Al principio este impulso se confundía con la necesidad de sentir protección de algún alto poder. Las criaturas teorizan inevitablemente y sostienen que el objeto admirado debe ser el Poder mismo, y que la adoración es un acto meramente propiciatorio. De este modo llegan a concebir un todopoderoso tirano del Universo, con ellos mismos como hijos favoritos del tirano. Pero con el tiempo los profetas comprenden claramente que el corazón no puede destinar sus alabanzas a un simple Poder. Entonces la teoría entroniza la Sabiduría, la Ley, la Verdad. Y luego de siglos de obediencia a un fantasma dispensador de leyes, o a la misma legalidad divina, las criaturas descubren que estos conceptos son también inadecuados para describir la gloria indescriptible que el corazón encuentra en todas las cosas, y precia silenciosamente en todas las cosas.
Pero luego, en todos los mundos que visitamos, se abrían distintos caminos. Algunos adoradores esperaban encontrarse cara a cara con su amortajado dios solo mediante la meditación interior. Purgándose a sí mismos de todo deseo menor y trivial, esforzándose por verlo todo desapasionadamente y con una universal simpatía, esperaban identificarse con el espíritu del cosmos. A menudo recorrían un largo trayecto por el camino del perfeccionamiento y el despertar. Pero a causa de esta misma absorción interior la mayoría de ellos se hacía insensible a los sufrimientos de sus semejantes menos despiertos y no se interesaba en las empresas comunales de la especie. En no pocos mundos las mentes más vitales recorrían este camino del espíritu. Y como la raza dedicaba casi toda su atención a la vida interior, no había progreso material y social. Las ciencias físicas y biológicas no se desarrollaban. La energía mecánica era un poder desconocido, y lo mismo las ciencias médicas. Consecuentemente, estos mundos estaban estancados, y tarde o temprano sucumbían a accidentes que no hubiera costado mucho prevenir.

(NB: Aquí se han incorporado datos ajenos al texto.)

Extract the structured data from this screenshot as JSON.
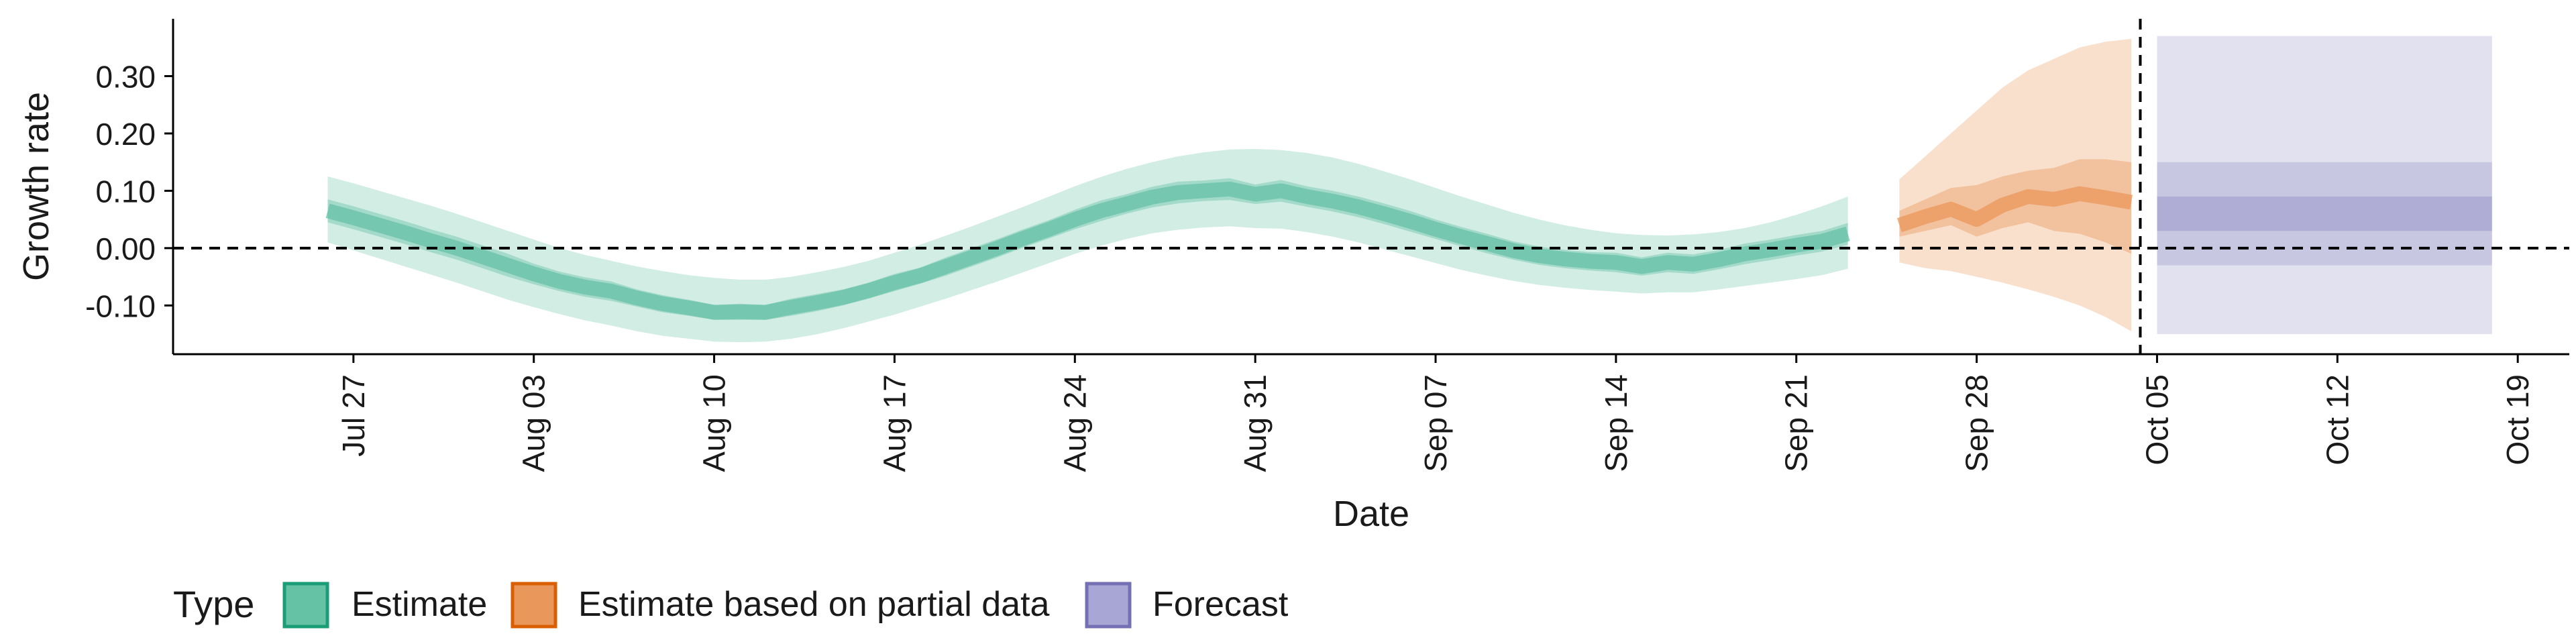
{
  "chart_data": {
    "type": "area",
    "xlabel": "Date",
    "ylabel": "Growth rate",
    "x_tick_labels": [
      "Jul 27",
      "Aug 03",
      "Aug 10",
      "Aug 17",
      "Aug 24",
      "Aug 31",
      "Sep 07",
      "Sep 14",
      "Sep 21",
      "Sep 28",
      "Oct 05",
      "Oct 12",
      "Oct 19"
    ],
    "x_ticks": [
      "2020-07-27",
      "2020-08-03",
      "2020-08-10",
      "2020-08-17",
      "2020-08-24",
      "2020-08-31",
      "2020-09-07",
      "2020-09-14",
      "2020-09-21",
      "2020-09-28",
      "2020-10-05",
      "2020-10-12",
      "2020-10-19"
    ],
    "y_tick_labels": [
      "-0.10",
      "0.00",
      "0.10",
      "0.20",
      "0.30"
    ],
    "y_ticks": [
      -0.1,
      0.0,
      0.1,
      0.2,
      0.3
    ],
    "xlim": [
      "2020-07-20",
      "2020-10-21"
    ],
    "ylim": [
      -0.185,
      0.4
    ],
    "hline": 0.0,
    "vline": "2020-10-04",
    "grid": false,
    "legend": {
      "title": "Type",
      "placement": "bottom-left",
      "items": [
        {
          "label": "Estimate",
          "fill": "#66c2a5",
          "border": "#1b9e77"
        },
        {
          "label": "Estimate based on partial data",
          "fill": "#e9975a",
          "border": "#d95f02"
        },
        {
          "label": "Forecast",
          "fill": "#a8a6d4",
          "border": "#7570b3"
        }
      ]
    },
    "series": [
      {
        "name": "Estimate",
        "color": "#1b9e77",
        "x": [
          "2020-07-26",
          "2020-07-27",
          "2020-07-28",
          "2020-07-29",
          "2020-07-30",
          "2020-07-31",
          "2020-08-01",
          "2020-08-02",
          "2020-08-03",
          "2020-08-04",
          "2020-08-05",
          "2020-08-06",
          "2020-08-07",
          "2020-08-08",
          "2020-08-09",
          "2020-08-10",
          "2020-08-11",
          "2020-08-12",
          "2020-08-13",
          "2020-08-14",
          "2020-08-15",
          "2020-08-16",
          "2020-08-17",
          "2020-08-18",
          "2020-08-19",
          "2020-08-20",
          "2020-08-21",
          "2020-08-22",
          "2020-08-23",
          "2020-08-24",
          "2020-08-25",
          "2020-08-26",
          "2020-08-27",
          "2020-08-28",
          "2020-08-29",
          "2020-08-30",
          "2020-08-31",
          "2020-09-01",
          "2020-09-02",
          "2020-09-03",
          "2020-09-04",
          "2020-09-05",
          "2020-09-06",
          "2020-09-07",
          "2020-09-08",
          "2020-09-09",
          "2020-09-10",
          "2020-09-11",
          "2020-09-12",
          "2020-09-13",
          "2020-09-14",
          "2020-09-15",
          "2020-09-16",
          "2020-09-17",
          "2020-09-18",
          "2020-09-19",
          "2020-09-20",
          "2020-09-21",
          "2020-09-22",
          "2020-09-23"
        ],
        "median": [
          0.065,
          0.053,
          0.04,
          0.027,
          0.013,
          0.0,
          -0.015,
          -0.03,
          -0.045,
          -0.058,
          -0.068,
          -0.075,
          -0.087,
          -0.097,
          -0.104,
          -0.112,
          -0.111,
          -0.112,
          -0.103,
          -0.095,
          -0.086,
          -0.074,
          -0.06,
          -0.048,
          -0.032,
          -0.016,
          0.0,
          0.017,
          0.033,
          0.05,
          0.065,
          0.077,
          0.089,
          0.097,
          0.1,
          0.103,
          0.094,
          0.1,
          0.09,
          0.082,
          0.072,
          0.06,
          0.047,
          0.033,
          0.02,
          0.008,
          -0.004,
          -0.013,
          -0.019,
          -0.023,
          -0.025,
          -0.032,
          -0.025,
          -0.028,
          -0.02,
          -0.01,
          -0.003,
          0.005,
          0.012,
          0.025
        ],
        "lower_50": [
          0.045,
          0.033,
          0.02,
          0.007,
          -0.007,
          -0.02,
          -0.035,
          -0.05,
          -0.063,
          -0.075,
          -0.085,
          -0.092,
          -0.102,
          -0.112,
          -0.118,
          -0.125,
          -0.125,
          -0.125,
          -0.118,
          -0.11,
          -0.1,
          -0.088,
          -0.075,
          -0.062,
          -0.048,
          -0.032,
          -0.016,
          0.001,
          0.017,
          0.033,
          0.047,
          0.06,
          0.071,
          0.078,
          0.082,
          0.084,
          0.077,
          0.081,
          0.072,
          0.064,
          0.054,
          0.042,
          0.029,
          0.016,
          0.003,
          -0.009,
          -0.02,
          -0.029,
          -0.035,
          -0.039,
          -0.042,
          -0.048,
          -0.042,
          -0.045,
          -0.037,
          -0.028,
          -0.021,
          -0.013,
          -0.006,
          0.006
        ],
        "upper_50": [
          0.085,
          0.073,
          0.06,
          0.047,
          0.033,
          0.02,
          0.005,
          -0.01,
          -0.027,
          -0.041,
          -0.051,
          -0.058,
          -0.072,
          -0.082,
          -0.09,
          -0.099,
          -0.097,
          -0.099,
          -0.088,
          -0.08,
          -0.072,
          -0.06,
          -0.045,
          -0.034,
          -0.016,
          0.0,
          0.016,
          0.033,
          0.049,
          0.067,
          0.083,
          0.094,
          0.107,
          0.116,
          0.118,
          0.122,
          0.111,
          0.119,
          0.108,
          0.1,
          0.09,
          0.078,
          0.065,
          0.05,
          0.037,
          0.025,
          0.012,
          0.003,
          -0.003,
          -0.007,
          -0.008,
          -0.016,
          -0.008,
          -0.011,
          -0.003,
          0.008,
          0.015,
          0.023,
          0.03,
          0.044
        ],
        "lower_90": [
          0.01,
          -0.004,
          -0.018,
          -0.032,
          -0.046,
          -0.06,
          -0.075,
          -0.09,
          -0.103,
          -0.115,
          -0.126,
          -0.135,
          -0.145,
          -0.153,
          -0.158,
          -0.163,
          -0.164,
          -0.163,
          -0.158,
          -0.15,
          -0.14,
          -0.128,
          -0.116,
          -0.102,
          -0.088,
          -0.073,
          -0.058,
          -0.042,
          -0.026,
          -0.01,
          0.004,
          0.016,
          0.026,
          0.032,
          0.036,
          0.038,
          0.035,
          0.034,
          0.028,
          0.02,
          0.01,
          -0.002,
          -0.014,
          -0.026,
          -0.038,
          -0.048,
          -0.057,
          -0.064,
          -0.069,
          -0.073,
          -0.076,
          -0.079,
          -0.077,
          -0.077,
          -0.072,
          -0.066,
          -0.06,
          -0.054,
          -0.047,
          -0.036
        ],
        "upper_90": [
          0.125,
          0.113,
          0.1,
          0.087,
          0.074,
          0.06,
          0.045,
          0.03,
          0.015,
          0.0,
          -0.012,
          -0.022,
          -0.032,
          -0.04,
          -0.047,
          -0.052,
          -0.055,
          -0.055,
          -0.05,
          -0.042,
          -0.033,
          -0.022,
          -0.008,
          0.006,
          0.022,
          0.038,
          0.055,
          0.072,
          0.09,
          0.108,
          0.124,
          0.138,
          0.15,
          0.16,
          0.167,
          0.172,
          0.173,
          0.171,
          0.166,
          0.158,
          0.147,
          0.134,
          0.12,
          0.105,
          0.09,
          0.076,
          0.062,
          0.05,
          0.04,
          0.032,
          0.026,
          0.023,
          0.022,
          0.024,
          0.028,
          0.035,
          0.045,
          0.058,
          0.073,
          0.09
        ]
      },
      {
        "name": "Estimate based on partial data",
        "color": "#d95f02",
        "x": [
          "2020-09-25",
          "2020-09-26",
          "2020-09-27",
          "2020-09-28",
          "2020-09-29",
          "2020-09-30",
          "2020-10-01",
          "2020-10-02",
          "2020-10-03",
          "2020-10-04"
        ],
        "median": [
          0.04,
          0.055,
          0.068,
          0.05,
          0.075,
          0.09,
          0.085,
          0.095,
          0.088,
          0.08
        ],
        "lower_50": [
          0.02,
          0.03,
          0.04,
          0.02,
          0.035,
          0.045,
          0.03,
          0.025,
          0.01,
          -0.01
        ],
        "upper_50": [
          0.065,
          0.085,
          0.105,
          0.11,
          0.125,
          0.135,
          0.14,
          0.155,
          0.155,
          0.15
        ],
        "lower_90": [
          -0.025,
          -0.035,
          -0.04,
          -0.05,
          -0.06,
          -0.072,
          -0.085,
          -0.1,
          -0.12,
          -0.145
        ],
        "upper_90": [
          0.12,
          0.16,
          0.2,
          0.24,
          0.28,
          0.31,
          0.33,
          0.35,
          0.36,
          0.365
        ]
      },
      {
        "name": "Forecast",
        "color": "#7570b3",
        "x": [
          "2020-10-05",
          "2020-10-18"
        ],
        "median": [
          0.03,
          0.03
        ],
        "lower_50": [
          0.03,
          0.03
        ],
        "upper_50": [
          0.09,
          0.09
        ],
        "lower_90": [
          -0.03,
          -0.03
        ],
        "upper_90": [
          0.15,
          0.15
        ],
        "lower_outer": [
          -0.15,
          -0.15
        ],
        "upper_outer": [
          0.37,
          0.37
        ]
      }
    ]
  }
}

Había otro sendero de devoción, abierto a criaturas de temperamento más práctico. Éstas, en todos los mundos prestaban una deleitada atención al Universo que las rodeaba, y descubrían preferentemente un objeto de adoración en las personas de sus semejantes, y en el lazo comunal de comprensión y amor mutuos. El amor estaba en ellos y en los otros por encima de todas las cosas.

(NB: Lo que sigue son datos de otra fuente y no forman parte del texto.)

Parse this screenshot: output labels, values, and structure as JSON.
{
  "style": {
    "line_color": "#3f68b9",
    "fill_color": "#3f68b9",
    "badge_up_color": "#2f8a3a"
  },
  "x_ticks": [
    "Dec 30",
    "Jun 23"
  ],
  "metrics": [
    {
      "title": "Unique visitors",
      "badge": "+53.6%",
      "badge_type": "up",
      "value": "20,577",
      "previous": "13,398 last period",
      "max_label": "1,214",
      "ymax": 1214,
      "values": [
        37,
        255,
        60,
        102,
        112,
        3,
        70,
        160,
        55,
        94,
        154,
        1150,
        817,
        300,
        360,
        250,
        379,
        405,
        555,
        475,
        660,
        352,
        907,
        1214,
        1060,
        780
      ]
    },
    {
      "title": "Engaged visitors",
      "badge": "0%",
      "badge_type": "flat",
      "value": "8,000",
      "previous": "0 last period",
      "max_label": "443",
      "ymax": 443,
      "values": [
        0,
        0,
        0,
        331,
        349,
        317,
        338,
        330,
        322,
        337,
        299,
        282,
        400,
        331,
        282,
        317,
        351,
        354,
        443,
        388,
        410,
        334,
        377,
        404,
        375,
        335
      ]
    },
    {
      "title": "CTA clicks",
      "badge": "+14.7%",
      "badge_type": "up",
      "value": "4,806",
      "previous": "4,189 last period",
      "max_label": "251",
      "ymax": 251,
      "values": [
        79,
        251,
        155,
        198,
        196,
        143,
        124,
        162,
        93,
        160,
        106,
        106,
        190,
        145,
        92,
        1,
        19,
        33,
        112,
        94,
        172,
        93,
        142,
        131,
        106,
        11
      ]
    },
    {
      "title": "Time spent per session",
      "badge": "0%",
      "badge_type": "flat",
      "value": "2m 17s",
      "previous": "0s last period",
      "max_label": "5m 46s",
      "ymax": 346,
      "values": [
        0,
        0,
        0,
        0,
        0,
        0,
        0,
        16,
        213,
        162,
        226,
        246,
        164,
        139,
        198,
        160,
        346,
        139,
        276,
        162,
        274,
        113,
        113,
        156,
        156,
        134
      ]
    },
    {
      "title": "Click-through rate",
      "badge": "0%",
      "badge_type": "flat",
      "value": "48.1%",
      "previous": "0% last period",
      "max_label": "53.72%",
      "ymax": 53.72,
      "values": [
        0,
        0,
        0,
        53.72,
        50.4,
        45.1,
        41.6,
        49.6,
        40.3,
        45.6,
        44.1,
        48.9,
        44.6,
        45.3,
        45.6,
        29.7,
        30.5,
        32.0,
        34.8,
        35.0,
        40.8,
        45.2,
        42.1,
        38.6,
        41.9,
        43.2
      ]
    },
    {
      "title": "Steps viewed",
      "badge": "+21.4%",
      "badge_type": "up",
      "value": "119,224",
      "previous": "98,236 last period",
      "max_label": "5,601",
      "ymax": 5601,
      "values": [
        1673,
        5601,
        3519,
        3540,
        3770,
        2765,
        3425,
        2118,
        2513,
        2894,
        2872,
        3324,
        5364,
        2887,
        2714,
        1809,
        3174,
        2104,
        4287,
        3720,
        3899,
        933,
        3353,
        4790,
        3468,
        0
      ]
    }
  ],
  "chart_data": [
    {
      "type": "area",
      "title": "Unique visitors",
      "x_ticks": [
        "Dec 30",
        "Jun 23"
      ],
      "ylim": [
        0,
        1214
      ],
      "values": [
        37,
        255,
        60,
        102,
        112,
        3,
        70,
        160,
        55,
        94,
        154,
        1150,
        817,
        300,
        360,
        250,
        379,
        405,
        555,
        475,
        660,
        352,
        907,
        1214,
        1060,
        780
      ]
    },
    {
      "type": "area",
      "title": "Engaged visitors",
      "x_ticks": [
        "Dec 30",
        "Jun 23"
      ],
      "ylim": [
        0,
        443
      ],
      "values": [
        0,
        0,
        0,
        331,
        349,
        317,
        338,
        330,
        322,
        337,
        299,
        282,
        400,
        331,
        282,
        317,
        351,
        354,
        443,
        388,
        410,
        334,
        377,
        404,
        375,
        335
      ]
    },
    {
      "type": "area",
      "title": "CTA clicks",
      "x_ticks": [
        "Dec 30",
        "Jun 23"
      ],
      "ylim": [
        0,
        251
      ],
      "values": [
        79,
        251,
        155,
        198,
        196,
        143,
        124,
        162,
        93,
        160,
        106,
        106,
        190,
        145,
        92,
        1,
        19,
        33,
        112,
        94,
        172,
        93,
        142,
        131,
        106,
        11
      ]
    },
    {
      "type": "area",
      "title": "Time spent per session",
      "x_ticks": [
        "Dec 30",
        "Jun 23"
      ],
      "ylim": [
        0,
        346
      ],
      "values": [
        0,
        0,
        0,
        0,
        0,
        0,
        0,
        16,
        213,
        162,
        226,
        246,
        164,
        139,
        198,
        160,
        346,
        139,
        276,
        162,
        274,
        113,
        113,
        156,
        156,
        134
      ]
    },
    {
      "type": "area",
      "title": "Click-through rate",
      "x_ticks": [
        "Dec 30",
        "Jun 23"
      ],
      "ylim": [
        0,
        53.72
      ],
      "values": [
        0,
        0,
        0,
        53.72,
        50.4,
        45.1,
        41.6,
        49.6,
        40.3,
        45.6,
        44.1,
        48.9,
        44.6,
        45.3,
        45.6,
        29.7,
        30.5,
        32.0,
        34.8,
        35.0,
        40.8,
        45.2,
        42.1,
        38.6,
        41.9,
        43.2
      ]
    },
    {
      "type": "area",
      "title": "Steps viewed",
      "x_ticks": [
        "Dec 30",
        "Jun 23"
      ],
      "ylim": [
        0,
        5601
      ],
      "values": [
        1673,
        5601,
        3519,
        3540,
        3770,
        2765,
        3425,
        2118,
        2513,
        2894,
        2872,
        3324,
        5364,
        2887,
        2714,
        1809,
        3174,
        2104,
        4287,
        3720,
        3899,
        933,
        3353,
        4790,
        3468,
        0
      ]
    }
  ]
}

Y sus profetas les decían que el espíritu universal que ellos siempre habían adorado, el Creador, el Todopoderoso, el Omnipotente, era también Amor. Amar al prójimo era servir al Dios-Amor. Y así durante toda una época, corta o larga, lucharon por el amor y por pertenecerse unos a otros. Tejieron teorías en defensa de la teoría del Dios-Amor. Nombraron sacerdotes y edificaron templos para servir al Amor. Y como anhelaban la inmortalidad se les dijo que el amor era el sendero para alcanzar la vida eterna. Y así el amor, que no busca recompensa, era mal interpretado.